Article Publié le : 31 janvier 2018 – Les mouvements de contestation d’étudiants, au sein du campus social de l’Ucad, longtemps incarnés par d’illustres combattants, sont de nos jours en passe de perdre leur crédibilité.
Pour les anciens syndicalistes, lesdits mouvements de contestation ont, de nos jours, connu un changement de paradigme. Ils perçoivent la nouvelle génération comme des leaders qui ne répondent plus aux attentes de leurs camarades étudiants. La commémoration de la mort des étudiants Balla Gaye (tué en 2001) et Mamadou Diop (2012), ce mercredi 31 janvier, est le prétexte saisi par WalfQuotidien pour donner la parole aux anciens et actuels responsables d’amicales, histoire de comparer le syndicalisme à l’Ucad, d’hier à aujourd’hui.
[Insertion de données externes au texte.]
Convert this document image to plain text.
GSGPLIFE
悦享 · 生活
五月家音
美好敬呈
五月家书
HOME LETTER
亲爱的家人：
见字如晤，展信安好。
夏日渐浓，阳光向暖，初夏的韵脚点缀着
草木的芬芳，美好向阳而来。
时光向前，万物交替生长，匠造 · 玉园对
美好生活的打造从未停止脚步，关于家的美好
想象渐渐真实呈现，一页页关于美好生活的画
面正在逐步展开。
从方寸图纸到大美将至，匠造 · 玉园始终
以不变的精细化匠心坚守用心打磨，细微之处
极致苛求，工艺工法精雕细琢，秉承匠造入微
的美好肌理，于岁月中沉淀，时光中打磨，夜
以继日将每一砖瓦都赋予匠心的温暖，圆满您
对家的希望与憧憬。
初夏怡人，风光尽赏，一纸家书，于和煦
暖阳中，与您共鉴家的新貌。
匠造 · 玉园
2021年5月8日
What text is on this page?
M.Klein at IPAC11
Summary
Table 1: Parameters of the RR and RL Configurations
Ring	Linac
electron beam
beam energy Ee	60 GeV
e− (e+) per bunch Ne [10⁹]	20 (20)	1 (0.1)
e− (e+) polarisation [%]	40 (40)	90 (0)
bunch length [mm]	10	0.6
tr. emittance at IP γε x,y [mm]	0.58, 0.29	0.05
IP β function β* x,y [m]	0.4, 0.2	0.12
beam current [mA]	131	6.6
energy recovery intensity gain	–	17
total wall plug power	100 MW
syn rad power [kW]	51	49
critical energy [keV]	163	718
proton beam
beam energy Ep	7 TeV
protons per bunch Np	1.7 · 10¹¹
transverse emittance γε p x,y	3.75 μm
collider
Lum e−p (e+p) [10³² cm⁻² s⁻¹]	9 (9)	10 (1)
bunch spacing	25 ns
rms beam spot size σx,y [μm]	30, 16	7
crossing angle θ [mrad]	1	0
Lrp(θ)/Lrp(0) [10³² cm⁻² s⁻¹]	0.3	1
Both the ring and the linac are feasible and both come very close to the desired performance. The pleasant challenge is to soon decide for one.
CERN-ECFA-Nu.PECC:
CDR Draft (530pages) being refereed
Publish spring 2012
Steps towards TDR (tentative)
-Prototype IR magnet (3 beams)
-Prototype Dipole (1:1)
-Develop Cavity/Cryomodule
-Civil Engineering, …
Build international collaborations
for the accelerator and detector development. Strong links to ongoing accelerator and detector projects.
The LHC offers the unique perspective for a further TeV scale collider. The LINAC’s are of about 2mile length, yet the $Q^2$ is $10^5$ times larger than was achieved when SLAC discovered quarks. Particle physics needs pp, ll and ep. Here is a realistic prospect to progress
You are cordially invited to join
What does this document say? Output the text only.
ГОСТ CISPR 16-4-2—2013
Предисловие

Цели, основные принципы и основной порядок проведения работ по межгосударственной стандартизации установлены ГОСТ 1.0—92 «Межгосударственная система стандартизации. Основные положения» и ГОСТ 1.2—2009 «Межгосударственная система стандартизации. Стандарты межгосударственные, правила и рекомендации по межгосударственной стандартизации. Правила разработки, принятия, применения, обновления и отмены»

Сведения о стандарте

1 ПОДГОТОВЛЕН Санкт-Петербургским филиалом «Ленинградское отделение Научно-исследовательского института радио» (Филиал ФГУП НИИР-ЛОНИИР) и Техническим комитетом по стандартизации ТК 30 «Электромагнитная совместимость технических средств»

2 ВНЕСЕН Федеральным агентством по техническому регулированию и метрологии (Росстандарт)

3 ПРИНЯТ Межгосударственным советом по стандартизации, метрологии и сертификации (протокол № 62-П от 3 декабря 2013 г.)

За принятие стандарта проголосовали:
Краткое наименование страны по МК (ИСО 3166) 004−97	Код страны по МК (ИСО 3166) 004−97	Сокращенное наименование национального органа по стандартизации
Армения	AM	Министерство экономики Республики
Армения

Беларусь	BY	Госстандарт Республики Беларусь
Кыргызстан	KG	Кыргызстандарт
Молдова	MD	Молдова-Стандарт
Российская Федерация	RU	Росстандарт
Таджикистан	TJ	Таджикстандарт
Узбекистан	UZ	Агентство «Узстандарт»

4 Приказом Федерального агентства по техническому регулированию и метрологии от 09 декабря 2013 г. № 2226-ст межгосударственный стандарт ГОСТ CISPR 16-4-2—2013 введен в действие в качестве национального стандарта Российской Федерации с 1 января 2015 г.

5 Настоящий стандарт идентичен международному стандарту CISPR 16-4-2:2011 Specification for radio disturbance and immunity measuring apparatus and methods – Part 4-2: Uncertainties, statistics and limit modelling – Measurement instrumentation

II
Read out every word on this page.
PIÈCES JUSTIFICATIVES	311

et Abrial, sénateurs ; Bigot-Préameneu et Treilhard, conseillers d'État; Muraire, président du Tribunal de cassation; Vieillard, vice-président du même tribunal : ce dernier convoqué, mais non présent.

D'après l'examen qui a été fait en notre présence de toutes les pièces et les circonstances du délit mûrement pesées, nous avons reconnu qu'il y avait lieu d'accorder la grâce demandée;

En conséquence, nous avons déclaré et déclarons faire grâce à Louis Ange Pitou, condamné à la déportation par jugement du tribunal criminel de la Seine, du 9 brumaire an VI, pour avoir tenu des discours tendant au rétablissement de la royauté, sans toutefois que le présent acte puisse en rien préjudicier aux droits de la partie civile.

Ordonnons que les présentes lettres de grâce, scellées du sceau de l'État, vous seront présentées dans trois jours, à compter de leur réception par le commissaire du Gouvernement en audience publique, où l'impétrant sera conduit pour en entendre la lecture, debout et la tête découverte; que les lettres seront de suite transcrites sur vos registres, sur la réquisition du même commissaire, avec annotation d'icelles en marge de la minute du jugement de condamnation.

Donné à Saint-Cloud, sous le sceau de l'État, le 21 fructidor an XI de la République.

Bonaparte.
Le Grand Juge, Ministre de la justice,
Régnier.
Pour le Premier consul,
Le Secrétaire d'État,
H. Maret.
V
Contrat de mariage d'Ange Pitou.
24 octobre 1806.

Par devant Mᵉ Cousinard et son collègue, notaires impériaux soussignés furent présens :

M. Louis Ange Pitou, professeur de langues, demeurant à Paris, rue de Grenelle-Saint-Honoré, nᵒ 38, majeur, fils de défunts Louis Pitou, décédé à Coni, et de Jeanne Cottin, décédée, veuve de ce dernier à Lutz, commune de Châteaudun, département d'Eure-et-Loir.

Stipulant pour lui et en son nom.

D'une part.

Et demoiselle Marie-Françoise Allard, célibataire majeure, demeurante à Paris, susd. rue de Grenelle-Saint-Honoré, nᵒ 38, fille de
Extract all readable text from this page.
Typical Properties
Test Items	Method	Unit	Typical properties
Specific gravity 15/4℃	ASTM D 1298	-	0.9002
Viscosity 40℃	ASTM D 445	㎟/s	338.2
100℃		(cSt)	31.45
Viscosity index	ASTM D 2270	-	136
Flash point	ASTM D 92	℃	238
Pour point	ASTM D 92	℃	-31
DETHIE DIOUF, EX-PRESIDENT D’AMICALE (1996-2000)
«Il n’existe plus de syndicalisme étudiant, mais des mouvements d’humeur»
«Actuellement on ne peut plus parler de syndicalisme-étudiant. Ce sont des mouvements d’humeur. Parce que ce sont des jeunes qui n’ont pas de vécu. Le leadership s’obtient par un processus de maturation. C’est de le démarrer dans les collèges et lycées avant de venir à l’université pour remplir certains piliers. La majeure partie d’entre eux ne comprend même pas les textes qui régissent les syndicats d’étudiants. Contrairement à notre génération, on était venu à l’Ucad avec un background et avait pris le temps de comprendre tous les enjeux. Ils pensent que syndiquer, c’est descendre dans la rue, semer le désordre, etc. Non ce n’est pas cela. Un étudiant ne doit pas s’engager dans un mouvement dans le but de semer le bordel pour avoir une bourse ou une chambre. Il y a problème. Ces deux aspects sont minimes par rapport à leurs rôles».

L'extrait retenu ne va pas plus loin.